The kindly servant Roberto, under the assumed name of Nardo (Zhenpeng Zhang) is taken with the devious servant Serpetta (Victoria Magnusson) who is in love with her befuddled boss the Podesta (mayor) played by Alexander Young. He, in turn, is in love with the unhappy gardener Sandrine (Huiying Chen) who has entered his employ to escape from her former existence as The Marchioness Onesti. She is still in love with the fickle Count Belfiore (Scott Rubén La Marca) who stabbed her in a fit of jealous rage. The Count arrives at the home of The Podesta to marry the latter's demanding niece Arminda (Samara Teine-'Aulelei Bowden) who is rejecting her former lover, the loyal Cavalier Ramiro (Anna Maria Vacca in travesti).
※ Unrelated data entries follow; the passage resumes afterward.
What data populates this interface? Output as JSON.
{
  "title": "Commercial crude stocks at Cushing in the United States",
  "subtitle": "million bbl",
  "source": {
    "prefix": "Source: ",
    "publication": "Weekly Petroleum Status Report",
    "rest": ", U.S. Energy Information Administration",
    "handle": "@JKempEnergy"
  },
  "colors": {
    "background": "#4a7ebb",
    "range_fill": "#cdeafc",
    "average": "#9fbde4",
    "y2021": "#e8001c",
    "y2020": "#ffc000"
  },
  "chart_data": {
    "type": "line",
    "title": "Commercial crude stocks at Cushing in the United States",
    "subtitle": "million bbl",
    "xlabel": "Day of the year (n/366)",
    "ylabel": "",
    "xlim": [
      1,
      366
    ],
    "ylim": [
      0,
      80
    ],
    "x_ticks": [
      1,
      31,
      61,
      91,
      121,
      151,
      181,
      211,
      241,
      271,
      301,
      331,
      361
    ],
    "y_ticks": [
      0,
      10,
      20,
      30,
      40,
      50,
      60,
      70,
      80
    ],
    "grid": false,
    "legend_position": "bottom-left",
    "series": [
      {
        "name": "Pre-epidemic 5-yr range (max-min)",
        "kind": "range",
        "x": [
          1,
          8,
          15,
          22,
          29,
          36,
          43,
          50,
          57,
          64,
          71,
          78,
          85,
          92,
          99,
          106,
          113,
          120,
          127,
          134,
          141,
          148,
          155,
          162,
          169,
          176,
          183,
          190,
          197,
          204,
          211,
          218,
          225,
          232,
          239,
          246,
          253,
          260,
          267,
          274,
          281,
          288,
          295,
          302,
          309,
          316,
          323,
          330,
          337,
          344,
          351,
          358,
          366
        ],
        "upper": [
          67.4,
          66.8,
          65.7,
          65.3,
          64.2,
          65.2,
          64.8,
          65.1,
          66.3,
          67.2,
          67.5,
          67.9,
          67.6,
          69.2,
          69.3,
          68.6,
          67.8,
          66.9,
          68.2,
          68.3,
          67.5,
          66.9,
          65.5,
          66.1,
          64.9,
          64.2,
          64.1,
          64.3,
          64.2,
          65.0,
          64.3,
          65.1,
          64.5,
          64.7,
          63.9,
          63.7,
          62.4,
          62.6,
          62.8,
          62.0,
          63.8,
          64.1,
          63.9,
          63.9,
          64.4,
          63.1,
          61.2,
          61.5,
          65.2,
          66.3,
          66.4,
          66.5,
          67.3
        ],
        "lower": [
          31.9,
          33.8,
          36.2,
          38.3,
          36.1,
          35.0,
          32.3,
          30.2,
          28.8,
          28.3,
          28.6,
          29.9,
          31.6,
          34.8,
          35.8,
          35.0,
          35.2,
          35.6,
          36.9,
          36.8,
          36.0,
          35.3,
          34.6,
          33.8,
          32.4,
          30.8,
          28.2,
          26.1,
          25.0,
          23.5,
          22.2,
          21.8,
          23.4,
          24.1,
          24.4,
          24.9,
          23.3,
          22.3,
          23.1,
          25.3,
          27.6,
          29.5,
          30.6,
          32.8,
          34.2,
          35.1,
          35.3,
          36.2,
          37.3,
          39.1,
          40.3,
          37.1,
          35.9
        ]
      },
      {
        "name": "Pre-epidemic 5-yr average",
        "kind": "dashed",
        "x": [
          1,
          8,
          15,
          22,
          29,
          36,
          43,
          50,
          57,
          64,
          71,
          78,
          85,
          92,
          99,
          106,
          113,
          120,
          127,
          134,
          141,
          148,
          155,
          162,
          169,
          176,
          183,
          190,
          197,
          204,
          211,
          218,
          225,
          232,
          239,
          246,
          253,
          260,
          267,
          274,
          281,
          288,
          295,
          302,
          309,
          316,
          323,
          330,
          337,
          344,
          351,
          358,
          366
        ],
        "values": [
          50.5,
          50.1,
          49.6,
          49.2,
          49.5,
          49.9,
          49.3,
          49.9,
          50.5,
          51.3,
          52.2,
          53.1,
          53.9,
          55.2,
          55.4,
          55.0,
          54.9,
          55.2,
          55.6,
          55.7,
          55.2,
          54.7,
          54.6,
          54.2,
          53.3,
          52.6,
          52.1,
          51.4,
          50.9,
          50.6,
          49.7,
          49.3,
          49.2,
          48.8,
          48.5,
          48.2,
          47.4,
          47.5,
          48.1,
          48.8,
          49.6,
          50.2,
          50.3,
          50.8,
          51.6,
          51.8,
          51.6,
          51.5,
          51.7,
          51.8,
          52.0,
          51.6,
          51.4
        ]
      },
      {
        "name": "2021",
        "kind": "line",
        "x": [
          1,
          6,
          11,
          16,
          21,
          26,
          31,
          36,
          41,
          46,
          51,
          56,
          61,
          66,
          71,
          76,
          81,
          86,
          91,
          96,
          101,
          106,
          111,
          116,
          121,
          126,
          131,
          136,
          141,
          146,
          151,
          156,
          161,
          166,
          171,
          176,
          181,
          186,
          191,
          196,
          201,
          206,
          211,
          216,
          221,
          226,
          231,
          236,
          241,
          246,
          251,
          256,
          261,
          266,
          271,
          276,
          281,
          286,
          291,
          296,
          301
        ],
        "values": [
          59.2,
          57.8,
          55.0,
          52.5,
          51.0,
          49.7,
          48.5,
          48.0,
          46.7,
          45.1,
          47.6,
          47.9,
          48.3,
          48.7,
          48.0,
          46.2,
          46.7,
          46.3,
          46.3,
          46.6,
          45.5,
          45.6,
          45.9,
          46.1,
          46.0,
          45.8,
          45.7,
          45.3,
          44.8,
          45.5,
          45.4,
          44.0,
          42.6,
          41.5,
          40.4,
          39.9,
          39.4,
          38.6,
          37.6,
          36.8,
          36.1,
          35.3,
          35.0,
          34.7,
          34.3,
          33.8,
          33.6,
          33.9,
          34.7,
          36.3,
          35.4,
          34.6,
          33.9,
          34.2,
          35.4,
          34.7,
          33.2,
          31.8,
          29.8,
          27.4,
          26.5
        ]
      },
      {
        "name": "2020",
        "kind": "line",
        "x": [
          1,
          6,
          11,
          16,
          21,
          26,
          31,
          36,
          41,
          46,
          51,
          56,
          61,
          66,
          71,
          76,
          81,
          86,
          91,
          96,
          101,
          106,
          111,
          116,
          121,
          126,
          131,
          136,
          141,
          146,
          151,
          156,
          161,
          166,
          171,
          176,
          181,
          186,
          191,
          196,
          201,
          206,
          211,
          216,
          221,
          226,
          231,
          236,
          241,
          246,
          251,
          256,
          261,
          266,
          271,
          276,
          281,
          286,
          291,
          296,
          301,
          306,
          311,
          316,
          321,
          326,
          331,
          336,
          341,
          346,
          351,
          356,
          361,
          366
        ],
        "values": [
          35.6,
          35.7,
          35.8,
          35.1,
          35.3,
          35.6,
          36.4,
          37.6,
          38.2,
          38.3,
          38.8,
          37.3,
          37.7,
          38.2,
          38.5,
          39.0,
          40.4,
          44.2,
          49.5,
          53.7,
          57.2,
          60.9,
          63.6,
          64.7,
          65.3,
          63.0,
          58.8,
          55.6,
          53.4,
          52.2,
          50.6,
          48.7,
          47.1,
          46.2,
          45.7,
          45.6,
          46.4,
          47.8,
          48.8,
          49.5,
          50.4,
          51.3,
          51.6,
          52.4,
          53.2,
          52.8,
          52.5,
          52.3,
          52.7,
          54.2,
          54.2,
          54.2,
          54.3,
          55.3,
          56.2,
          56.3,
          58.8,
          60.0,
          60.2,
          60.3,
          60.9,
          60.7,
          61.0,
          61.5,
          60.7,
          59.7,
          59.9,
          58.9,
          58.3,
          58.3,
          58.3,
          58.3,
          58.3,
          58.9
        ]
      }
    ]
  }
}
Got all that? If you have a few moments to spare, you might enjoy reading our humorous take on these romantic entanglements in a review from several years ago. Here's the link. http://www.vocedimeche.reviews/2015/08/crazy-in-love.html
Actually, we saw this charming work thrice in the space of two years and always enjoyed it.
Every member of the cast was outstanding both vocally and dramatically. If we were not otherwise engaged we would return to see it tomorrow with a different but equally excellent cast and again on Wednesday with the same cast! We had a smile on our face for two hours and are smiling again, recalling the joyful performance. We reckon that the cast enjoyed themselves equally.
The work was directed by Jennifer Williams who made the complicated relationships quite clear but did not have a solution for the weird scene in the forest which Eric Einhoirn wisely omitted in the On Site Opera production we also reviewed. In her defense, neither the Santa Fe Opera production nor The Juilliard Opera Center production made sense of it either.
But it mattered little in the overall scheme of things because by whatever deus ex machina, all the couples get sorted out by the end. Reading the program notes on the way home confirmed our opinion that the so-called "Director's Notes" should be left out of the program. Either a work speaks for itself or it doesn't. As a matter of fact, it speaks to each of us differentially, dependent upon what we bring to it. Given a certain orientation one might even put a social class interpretation upon it, as we might on Mozart's Nozze di Figaro. We might see it as an expression of poor romantic judgment, or of forgiveness, or of emotional growth, or of acceptance of fate. Whatever!
We find mating behavior fascinating--pursuit, rejection, betrayal, reconciliation--far more than stories about terrorism, politics, and inventions. We wish more contemporary composers would write about romance. Don't we all love to see our foibles onstage?
The work was conducted with liveliness and precision by Maestro Djordje Nesic, who also served as Vocal Coach. The responsive chamber orchestra of strings was augmented by a keyboard, played by Eric Sedgwick, leading us to mistakenly hear some sounds of wind instruments.
The set by Matthew Leabo was simple with some large mirrored panels behind which characters could hide and some very apt gardening implements, including a lawn mower, which established the setting. A tray full of psychedelically colored mushrooms may have been an attempt to establish the setting as a "rave" which Ms. Williams intended, as we read after the performance.
The costumes by Asa Benally helped to establish the characters identity. and were mostly white. Sandrine and Nardo wore coveralls, the Podesta wore a natty suit suitable to his station whilst Belfiore's white suit smacked of narcissism. The pants role of Ramiro was less ostentatious. Armida, as befitting her demanding personality, wore riding boots and wielded a riding crop.
We never did figure out Serpetta's manipulation of a device which projected meaningless abstract projections on a side wall. Oh well, we seem to be seeing projections everywhere these days and find them distracting.
The bottom line is--this is a "must see". You won't regret it! Let us hope there are still tickets to be had.